Related Work & Insights¶
- vs. Trager et al. (2023) / Uselis et al. (2025) / Berasi et al. (2025): They demonstrated additive decomposition for single-object embeddings in CLIP. This work extends this to multi-object scenes and adds Level-II decomposition, unifying the geometric narrative.
- vs. Feng & Steinhardt (2024) / Feng et al. (2025): Found token-level binding ID mechanisms in autoregressive LLMs. This work studies "single-vector scene embeddings" without token intermediaries, discovering a different geometric narrative (additive + multiplicative).
- vs. Kang et al. (2025): Argued a "trade-off between concept and object recognition." This work refutes this via embedding decomposition—both can coexist; the bottleneck is the complexity of the binding function.
- vs. Fine-tuning approaches (Yuksekgonul, Ma, Hsieh, etc.): These attempts to make CLIP more "compositional" through data or losses are explained here as efforts to push the binding function toward a low-complexity (multiplicative) form.
Rating¶
- Novelty: ⭐⭐⭐⭐⭐ Reframing binding failure as "high function complexity + lack of multiplicative structure" is a fundamental conceptual upgrade.

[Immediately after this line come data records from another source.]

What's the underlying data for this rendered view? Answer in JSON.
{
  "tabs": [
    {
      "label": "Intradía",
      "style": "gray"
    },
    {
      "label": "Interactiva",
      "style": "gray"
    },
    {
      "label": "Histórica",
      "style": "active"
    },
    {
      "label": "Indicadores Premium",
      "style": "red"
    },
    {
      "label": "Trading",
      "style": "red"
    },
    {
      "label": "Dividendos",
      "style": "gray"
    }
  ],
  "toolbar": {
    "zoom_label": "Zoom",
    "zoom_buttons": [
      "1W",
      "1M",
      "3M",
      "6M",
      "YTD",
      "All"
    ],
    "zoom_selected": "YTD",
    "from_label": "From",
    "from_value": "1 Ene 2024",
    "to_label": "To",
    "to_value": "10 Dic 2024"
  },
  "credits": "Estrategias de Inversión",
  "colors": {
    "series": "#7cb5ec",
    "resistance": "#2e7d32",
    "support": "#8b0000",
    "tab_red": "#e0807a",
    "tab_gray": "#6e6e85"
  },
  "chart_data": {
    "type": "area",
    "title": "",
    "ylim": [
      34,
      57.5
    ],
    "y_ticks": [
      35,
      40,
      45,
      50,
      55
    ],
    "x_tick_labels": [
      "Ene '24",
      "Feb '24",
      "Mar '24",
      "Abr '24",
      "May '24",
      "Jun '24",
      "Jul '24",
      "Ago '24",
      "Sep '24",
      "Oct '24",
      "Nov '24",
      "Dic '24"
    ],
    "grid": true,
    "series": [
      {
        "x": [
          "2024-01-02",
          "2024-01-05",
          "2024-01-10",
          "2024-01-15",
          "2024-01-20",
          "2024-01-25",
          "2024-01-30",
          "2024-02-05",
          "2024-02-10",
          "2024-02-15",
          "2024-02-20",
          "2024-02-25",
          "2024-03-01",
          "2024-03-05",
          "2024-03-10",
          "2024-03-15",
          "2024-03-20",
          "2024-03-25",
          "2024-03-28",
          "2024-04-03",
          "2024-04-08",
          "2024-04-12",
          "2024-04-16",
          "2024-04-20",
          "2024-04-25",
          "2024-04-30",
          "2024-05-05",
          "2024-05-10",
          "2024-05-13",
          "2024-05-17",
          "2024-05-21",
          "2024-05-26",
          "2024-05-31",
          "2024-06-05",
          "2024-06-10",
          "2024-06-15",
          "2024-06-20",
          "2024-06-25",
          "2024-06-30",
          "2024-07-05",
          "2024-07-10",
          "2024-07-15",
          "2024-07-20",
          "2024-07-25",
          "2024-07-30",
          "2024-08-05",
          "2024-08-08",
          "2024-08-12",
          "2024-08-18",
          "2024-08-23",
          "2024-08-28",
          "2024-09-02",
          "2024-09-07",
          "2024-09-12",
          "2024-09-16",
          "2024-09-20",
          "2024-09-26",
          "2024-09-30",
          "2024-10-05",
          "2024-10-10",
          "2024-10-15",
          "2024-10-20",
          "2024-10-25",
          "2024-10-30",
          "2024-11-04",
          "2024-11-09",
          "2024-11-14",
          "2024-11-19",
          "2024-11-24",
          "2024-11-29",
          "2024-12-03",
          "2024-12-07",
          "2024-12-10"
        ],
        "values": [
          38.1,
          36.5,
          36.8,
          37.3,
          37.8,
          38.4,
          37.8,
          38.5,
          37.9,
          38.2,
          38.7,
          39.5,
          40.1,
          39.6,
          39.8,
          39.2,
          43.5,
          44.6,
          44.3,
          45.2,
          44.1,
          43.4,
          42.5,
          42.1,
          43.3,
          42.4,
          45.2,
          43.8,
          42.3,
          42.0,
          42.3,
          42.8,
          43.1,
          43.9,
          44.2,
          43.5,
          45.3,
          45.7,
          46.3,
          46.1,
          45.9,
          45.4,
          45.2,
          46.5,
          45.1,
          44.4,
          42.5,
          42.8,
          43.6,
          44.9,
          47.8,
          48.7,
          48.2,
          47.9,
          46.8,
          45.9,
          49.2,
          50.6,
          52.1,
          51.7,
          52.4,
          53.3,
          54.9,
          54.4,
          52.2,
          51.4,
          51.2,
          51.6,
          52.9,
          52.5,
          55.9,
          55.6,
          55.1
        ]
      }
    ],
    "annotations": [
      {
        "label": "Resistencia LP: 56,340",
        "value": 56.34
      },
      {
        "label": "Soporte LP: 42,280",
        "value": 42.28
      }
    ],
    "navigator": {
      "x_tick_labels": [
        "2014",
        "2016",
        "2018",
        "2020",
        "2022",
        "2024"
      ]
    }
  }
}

- Experimental Thoroughness: ⭐⭐⭐⭐ Multiple datasets, models, and capacity/coverage sweeps with ~500-model correlation curves, though focused on synthetic data.
- Writing Quality: ⭐⭐⭐⭐⭐ Clear conceptual layering, rigorous causal controls, and stable narrative rhythm.
- Value: ⭐⭐⭐⭐ Provides clear structural guidance (coverage + multiplicative bias) for building a CLIP model that truly binds.